Planungsprozesse brauchen ihre Zeit. Aber die Stadt hätte sich stärker verteidigen müssen, als die Gegner plötzlich Propaganda gegen die SEM machten. Ich habe schon vor acht Jahren angekündigt, dass die Bodenpreise eingefroren werden. Die Stadt hatte also Zeit genug, ihre Planungen zu erläutern.
Wohnungsbau: Ude-Lob für Dieter Reiter
Aber Sie haben den Dialog in Ihrer Amtszeit doch auch nicht eingeleitet. Bauern kritisieren, mit ihnen sei nie gesprochen worden.
Der Beschluss selbst muss natürlich überraschend kommen. Sonst findet die Preisspekulation ja vorher statt. Das ist wie bei der Mietpreisbremse. Wenn man da erst zwei Jahre diskutiert, hat auch der letzte Hausbesitzer noch die alten Gesetze ausgeschöpft. Aber wenn die Pläne konkret werden, dann muss man in den gesellschaftlichen Diskurs gehen. Ich habe als Oberbürgermeister in jeder Rede zum Wohnungsbau selbstverständlich die Sozialgerechte Bodennutzung Sobon und die Stadtentwicklungsmaßnahme SEM erläutert und begründet.
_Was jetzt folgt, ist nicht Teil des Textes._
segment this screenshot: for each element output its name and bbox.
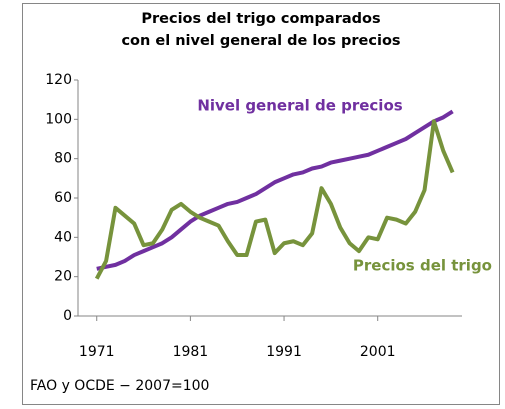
y-tick-label: 0: [63, 308, 72, 324]
y-tick-label: 120: [45, 72, 72, 88]
series-label: Nivel general de precios: [197, 97, 402, 115]
series-line: [96, 109, 454, 271]
y-tick-label: 60: [54, 190, 72, 206]
y-tick-label: 80: [54, 151, 72, 167]
x-tick-label: 1981: [173, 344, 209, 360]
chart-title: Precios del trigo comparados: [141, 11, 380, 27]
series-label: Precios del trigo: [353, 257, 492, 275]
x-tick-label: 1971: [79, 344, 115, 360]
series-line: [94, 119, 455, 280]
y-tick-label: 40: [54, 229, 72, 245]
source-note: FAO y OCDE − 2007=100: [30, 378, 209, 394]
chart-title: con el nivel general de los precios: [121, 33, 400, 49]
y-tick-label: 100: [45, 111, 72, 127]
x-tick-label: 1991: [266, 344, 302, 360]
y-tick-label: 20: [54, 269, 72, 285]
x-tick-label: 2001: [360, 344, 396, 360]
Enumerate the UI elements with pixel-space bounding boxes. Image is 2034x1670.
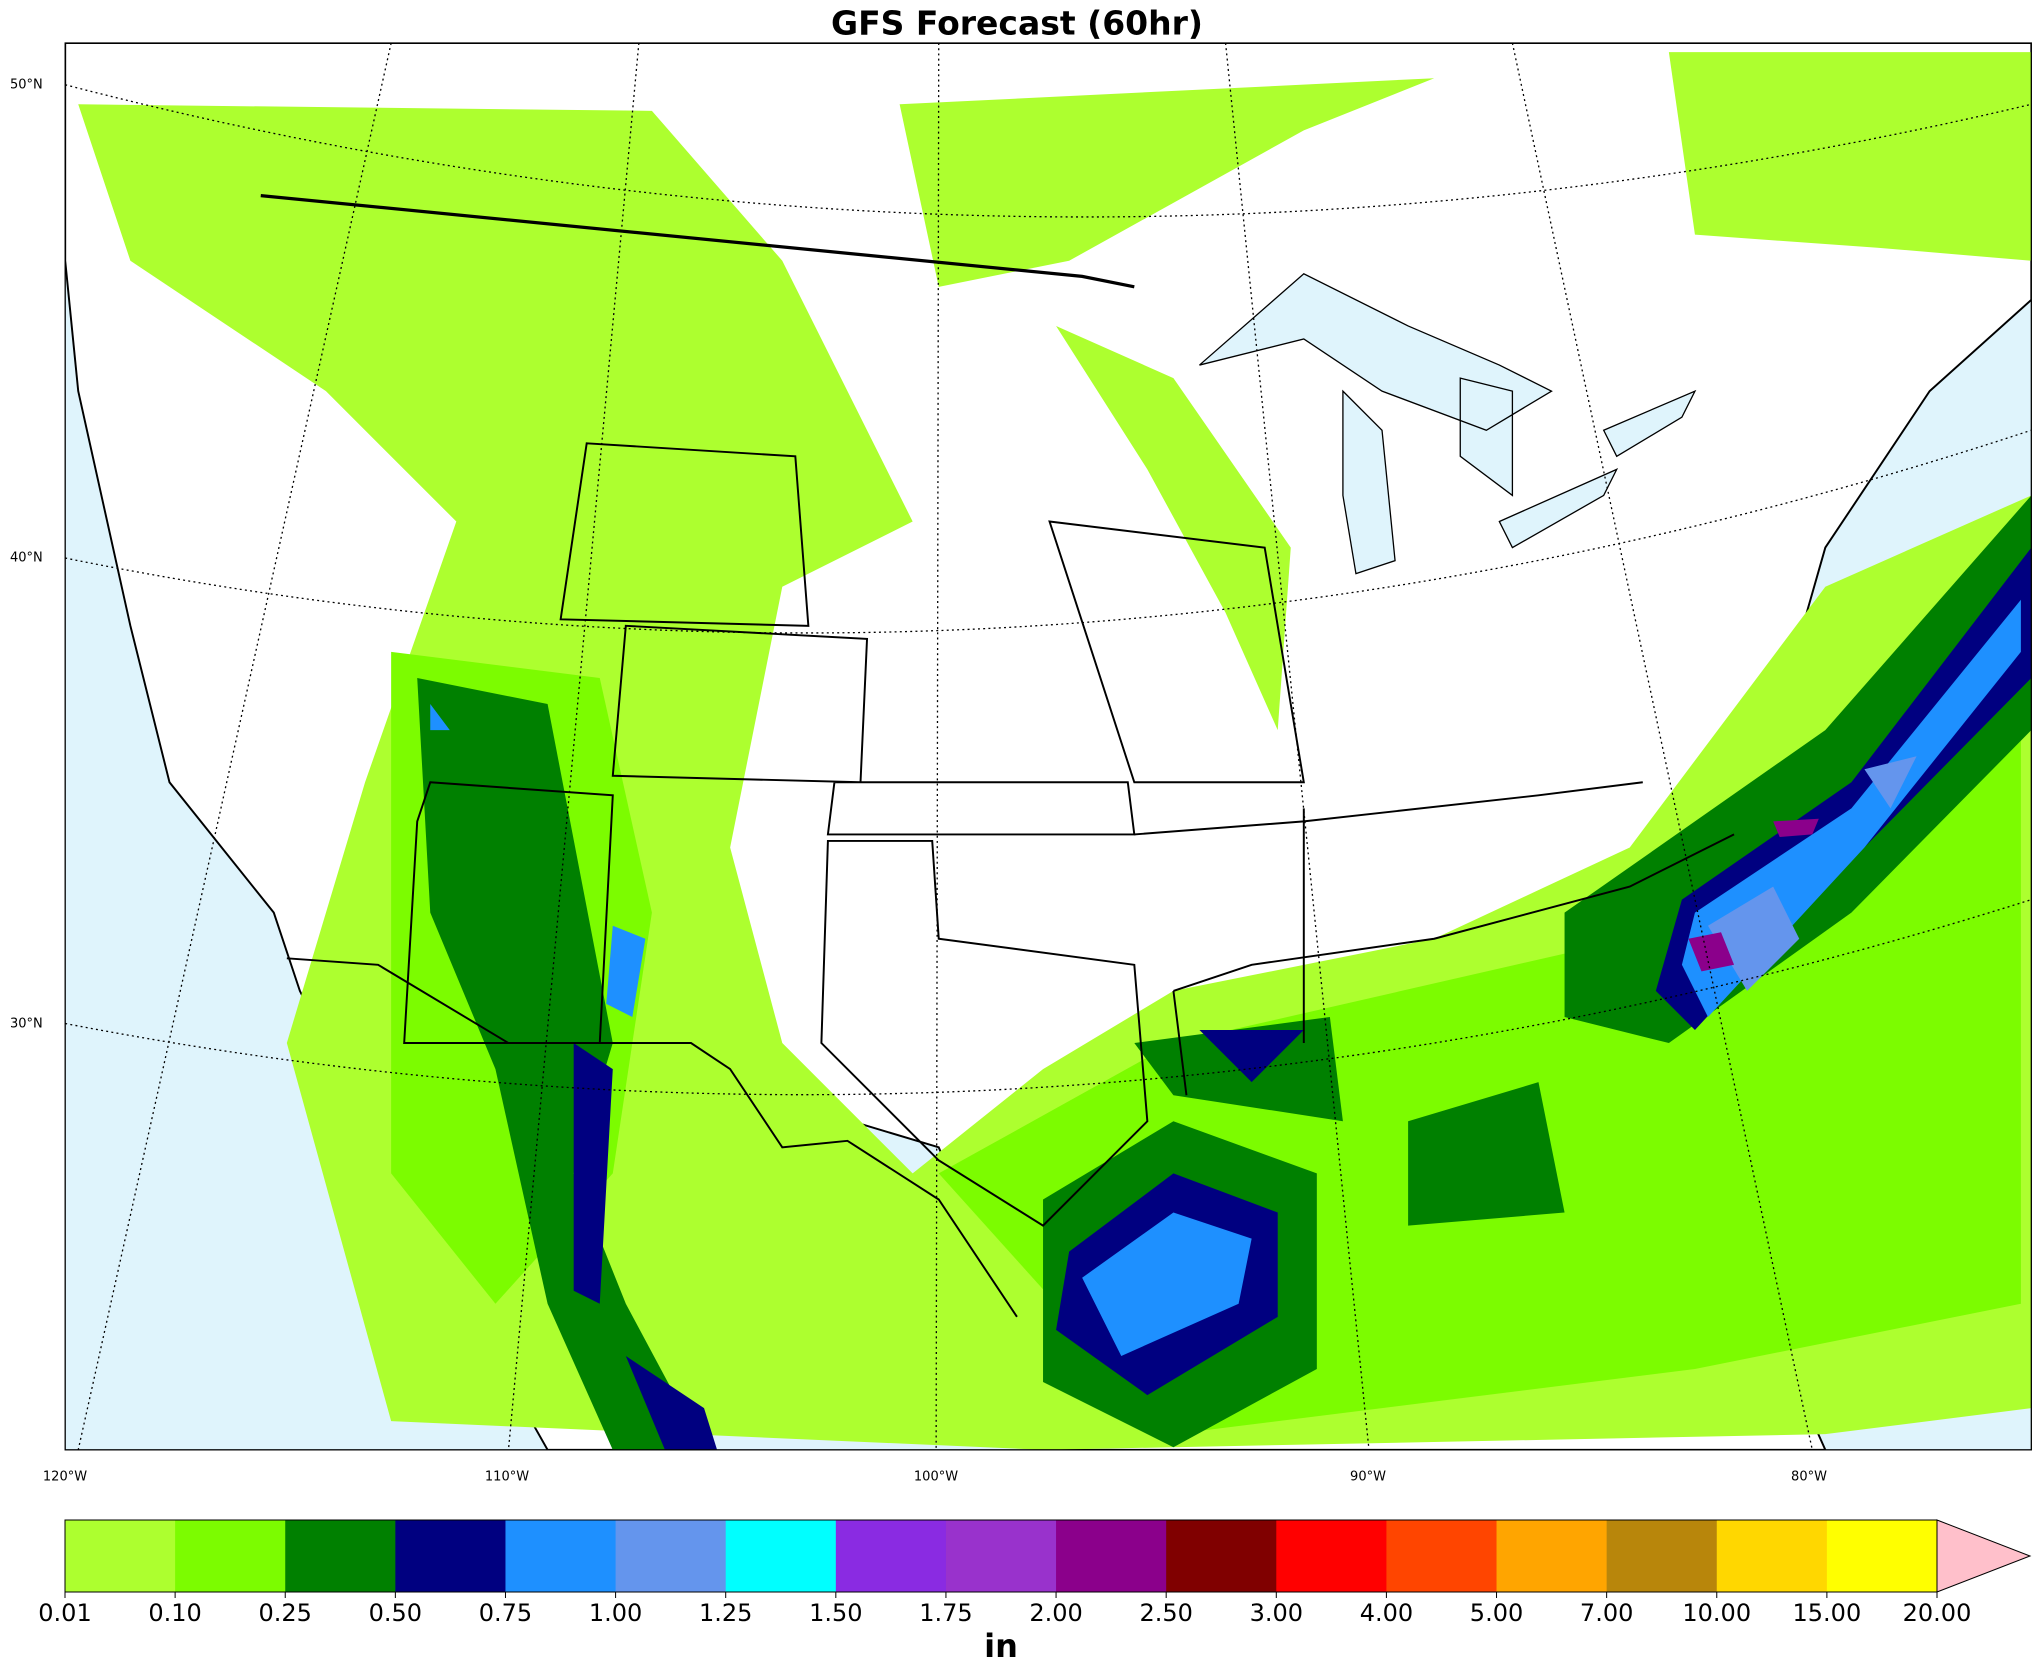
colorbar-tick-label: 3.00 xyxy=(1250,1599,1303,1627)
lon-label: 120°W xyxy=(43,1470,87,1485)
colorbar-tick-label: 0.25 xyxy=(259,1599,312,1627)
colorbar-segment xyxy=(1276,1520,1387,1592)
colorbar-frame xyxy=(64,1519,1937,1593)
colorbar-segment xyxy=(395,1520,506,1592)
colorbar-tick-label: 5.00 xyxy=(1470,1599,1523,1627)
colorbar-segment xyxy=(1716,1520,1828,1592)
map-title: GFS Forecast (60hr) xyxy=(831,4,1203,43)
colorbar-segment xyxy=(945,1520,1057,1592)
colorbar-tick-label: 1.75 xyxy=(919,1599,972,1627)
colorbar-tick-label: 15.00 xyxy=(1793,1599,1862,1627)
colorbar-label: in xyxy=(984,1627,1018,1665)
map-frame xyxy=(64,42,2032,1451)
colorbar-segment xyxy=(1606,1520,1718,1592)
colorbar-tick-label: 7.00 xyxy=(1580,1599,1633,1627)
colorbar-tick-label: 2.50 xyxy=(1139,1599,1192,1627)
lon-label: 110°W xyxy=(485,1470,529,1485)
lon-label: 100°W xyxy=(914,1470,958,1485)
colorbar-segment xyxy=(175,1520,286,1592)
colorbar-segment xyxy=(505,1520,617,1592)
colorbar-tick-label: 0.10 xyxy=(148,1599,201,1627)
precip-area xyxy=(1707,756,1917,991)
lat-label: 50°N xyxy=(10,78,43,93)
graticule xyxy=(65,43,2032,1450)
colorbar-segment xyxy=(1826,1520,1938,1592)
colorbar-segment xyxy=(615,1520,727,1592)
map xyxy=(64,42,2032,1451)
colorbar-tick-label: 0.75 xyxy=(479,1599,532,1627)
colorbar-tick-label: 20.00 xyxy=(1903,1599,1972,1627)
great-lakes xyxy=(1199,273,1697,575)
colorbar-tick-label: 2.00 xyxy=(1029,1599,1082,1627)
lat-label: 40°N xyxy=(10,551,43,566)
lon-label: 80°W xyxy=(1791,1470,1827,1485)
lon-label: 90°W xyxy=(1350,1470,1386,1485)
lat-label: 30°N xyxy=(10,1017,43,1032)
colorbar-tick-label: 1.00 xyxy=(589,1599,642,1627)
colorbar-segment xyxy=(1386,1520,1498,1592)
precip-area xyxy=(1688,818,1819,972)
colorbar-tick-label: 4.00 xyxy=(1360,1599,1413,1627)
colorbar-segment xyxy=(1166,1520,1277,1592)
colorbar-segment xyxy=(1056,1520,1167,1592)
colorbar-tick-label: 0.50 xyxy=(369,1599,422,1627)
colorbar-segment xyxy=(725,1520,837,1592)
colorbar-tick-label: 1.50 xyxy=(809,1599,862,1627)
colorbar-segment xyxy=(65,1520,176,1592)
state-borders xyxy=(260,193,1735,1318)
colorbar-tick-label: 1.25 xyxy=(699,1599,752,1627)
colorbar-extension xyxy=(1936,1519,2032,1593)
colorbar-segment xyxy=(285,1520,396,1592)
colorbar-segment xyxy=(835,1520,947,1592)
colorbar-tick-label: 10.00 xyxy=(1682,1599,1751,1627)
precip-area xyxy=(430,599,2021,1356)
colorbar-segment xyxy=(1496,1520,1608,1592)
colorbar-tick-label: 0.01 xyxy=(38,1599,91,1627)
Was Ihr Nachfolger Dieter Reiter so nicht macht?
Das Thema Wohnungsbau hat er vorbildlich in den Mittelpunkt gerückt und weiter vorangetrieben. Das Thema SEM aber hat er verwirrend behandelt. Erst hat er die SEM für den Münchner Norden angekündigt – und dann nach Protesten wieder fallengelassen.
Zum Nordosten, der aktuellen Diskussion um Daglfing: Die SEM wird untersucht, aber zuletzt war nicht mehr von 30 000 neuen Bewohnern die Rede, sondern teils wieder nur von 10 000. Außerdem betont man im Rathaus, auf jeden Fall Enteignungen auszuschließen. Ist die Politik wieder eingeknickt?
Ich habe von Anfang an empfohlen und tue das noch heute, die Enteignung als Ultima Ratio zu verstehen, also einen Fall, den man nicht ausschließt, aber natürlich mit allen Anstrengungen vermeiden will. Und das schon deshalb, weil er eine neue Prozessrunde und damit eine zeitliche Verzögerung einleiten kann.
Das Drohmittel Enteignung aber braucht man?
Genau. Diese Möglichkeit wurde vom Bundestag bereitgestellt, um Wohnungsbauprojekte zu beschleunigen und sozialer zu gestalten. Wenn die Stadt sagt: Davon machen wir auf keinen Fall Gebrauch, dann heißt das doch, dass sie die einzige Waffe, die sie hat, beiseite legt. Jeder Bodeneigentümer kann dann ultimativ auftreten mit irrwitzigen Forderungen. Und wenn sein Grundstück unverzichtbar ist, hat er den Erpresserhebel in der Hand.
Die CSU stellt sich nun überraschend doch gegen die SEM. Was bedeutet das?
Die CSU will die SEM zu Grabe tragen. Jetzt sieht man wenigstens klar, welche Partei für mehr Wohnungsbau steht – und welche nicht. Es geht offenbar ein tiefer Riss durch die Große Koalition.
Warum tut sich Ihre SPD so schwer mit dem Thema?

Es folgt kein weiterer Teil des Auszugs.